MASHANTUCKET, Conn. — Whatever David Price heard in Fenway Park last season, owners John Henry and Tom Werner insist they’ll do everything in their power to ensure it doesn’t happen again.

Price told the Boston Globe last week that he heard racist taunts at Fenway last year, though he didn’t make it sound like a common occurrence. Speaking at Foxwoods before the team kicked off its Winter Weekend on Friday night, the owners expressed their dismay.

“I heard about this,” Werner said. “We haven’t talked to David, but we have a zero-tolerance policy for that kind of behavior. If we hear that somebody is taunting somebody, then he’ll be ejected from Fenway Park. As somebody who feels very strongly about this, there’s no grey area here. If this was happening with David, and I know he modified his remarks afterward and said this was something that happened to him as well previously, but there’s no behavior like that that will be tolerated.”

The owners also touched on a couple of other topics.

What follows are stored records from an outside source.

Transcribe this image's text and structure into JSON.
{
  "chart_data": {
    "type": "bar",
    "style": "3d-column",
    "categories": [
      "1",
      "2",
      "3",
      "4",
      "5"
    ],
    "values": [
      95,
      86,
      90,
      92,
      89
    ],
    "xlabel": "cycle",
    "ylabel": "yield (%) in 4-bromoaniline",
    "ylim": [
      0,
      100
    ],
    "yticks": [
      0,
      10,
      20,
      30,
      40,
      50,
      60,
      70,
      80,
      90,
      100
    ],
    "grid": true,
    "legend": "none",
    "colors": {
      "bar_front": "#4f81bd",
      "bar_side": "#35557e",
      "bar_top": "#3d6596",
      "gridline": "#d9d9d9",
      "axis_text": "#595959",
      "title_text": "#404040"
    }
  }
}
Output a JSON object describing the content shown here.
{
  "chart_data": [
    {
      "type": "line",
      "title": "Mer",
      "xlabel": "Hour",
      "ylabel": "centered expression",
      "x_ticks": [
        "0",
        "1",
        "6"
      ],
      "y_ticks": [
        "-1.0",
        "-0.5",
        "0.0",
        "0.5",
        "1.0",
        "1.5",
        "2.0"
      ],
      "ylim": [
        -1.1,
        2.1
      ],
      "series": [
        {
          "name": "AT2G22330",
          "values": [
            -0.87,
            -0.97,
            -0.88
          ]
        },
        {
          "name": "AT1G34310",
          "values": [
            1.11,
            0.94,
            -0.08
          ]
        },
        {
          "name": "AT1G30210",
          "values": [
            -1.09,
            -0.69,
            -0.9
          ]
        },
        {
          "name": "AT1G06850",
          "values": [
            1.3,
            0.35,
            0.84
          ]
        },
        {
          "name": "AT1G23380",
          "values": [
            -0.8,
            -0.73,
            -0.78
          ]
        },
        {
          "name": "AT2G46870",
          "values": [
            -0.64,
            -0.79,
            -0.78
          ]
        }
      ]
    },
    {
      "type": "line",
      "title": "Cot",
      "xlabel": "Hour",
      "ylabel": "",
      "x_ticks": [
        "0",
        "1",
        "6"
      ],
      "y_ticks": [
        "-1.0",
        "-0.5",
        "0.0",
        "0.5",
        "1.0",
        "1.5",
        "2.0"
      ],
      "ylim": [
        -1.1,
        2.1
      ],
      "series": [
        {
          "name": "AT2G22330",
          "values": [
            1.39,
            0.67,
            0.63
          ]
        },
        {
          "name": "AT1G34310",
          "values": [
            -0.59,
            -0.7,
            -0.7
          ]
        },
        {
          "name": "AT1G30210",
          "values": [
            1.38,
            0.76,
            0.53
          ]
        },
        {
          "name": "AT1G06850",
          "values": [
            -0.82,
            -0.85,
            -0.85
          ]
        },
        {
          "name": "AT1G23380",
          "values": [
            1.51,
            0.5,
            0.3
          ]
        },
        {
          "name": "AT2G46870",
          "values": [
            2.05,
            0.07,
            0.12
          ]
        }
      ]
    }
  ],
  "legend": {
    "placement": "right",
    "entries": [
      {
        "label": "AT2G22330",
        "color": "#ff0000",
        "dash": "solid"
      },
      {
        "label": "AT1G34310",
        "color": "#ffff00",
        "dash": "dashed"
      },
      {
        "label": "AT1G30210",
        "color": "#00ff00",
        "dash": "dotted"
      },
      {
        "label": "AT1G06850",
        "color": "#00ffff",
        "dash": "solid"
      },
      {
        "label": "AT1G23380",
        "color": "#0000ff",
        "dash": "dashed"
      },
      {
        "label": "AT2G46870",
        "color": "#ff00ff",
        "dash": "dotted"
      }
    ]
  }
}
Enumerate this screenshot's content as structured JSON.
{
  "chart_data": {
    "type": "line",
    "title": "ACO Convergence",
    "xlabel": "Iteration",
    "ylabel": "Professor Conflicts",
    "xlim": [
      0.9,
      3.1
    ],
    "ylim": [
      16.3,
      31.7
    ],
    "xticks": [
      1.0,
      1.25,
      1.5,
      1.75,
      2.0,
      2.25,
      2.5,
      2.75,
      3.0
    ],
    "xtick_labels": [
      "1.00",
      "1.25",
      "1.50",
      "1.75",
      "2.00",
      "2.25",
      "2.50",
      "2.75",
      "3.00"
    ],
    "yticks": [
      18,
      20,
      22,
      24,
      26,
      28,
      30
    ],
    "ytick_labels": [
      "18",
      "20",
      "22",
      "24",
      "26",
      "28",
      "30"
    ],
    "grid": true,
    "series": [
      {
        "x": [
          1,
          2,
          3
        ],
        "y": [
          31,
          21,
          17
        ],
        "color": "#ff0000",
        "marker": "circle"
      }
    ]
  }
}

— On the belief that trading prospects has created a three-year window:

“I don’t think that has changed a lot since we first arrived,” Henry said. “This should be a very strong team for the next three years. There’s no way we could’ve signed every young player we have. We have so many. I think we’re good for the next three years. Beyond that, we have a terrific general manager and terrific resources, thanks to our fans. You have to feel good about this club.”

— On bringing David Ortiz out of retirement, which isn’t happening:

“He has not indicated that that’s of interest to him,” Werner said. “He knows that we’d love to figure out some way for him to be an important part of the organization going forward. We’re going to be seeing him next week [in the Dominican Republic] and beyond that, I think he’s having a good time in his offseason. I think he’s learning how to play tennis.”

— On signing Mookie Betts and/or Xander Bogaerts to contract extensions:

“It is important, but it takes two,” Henry said. “We’ll do everything we can.”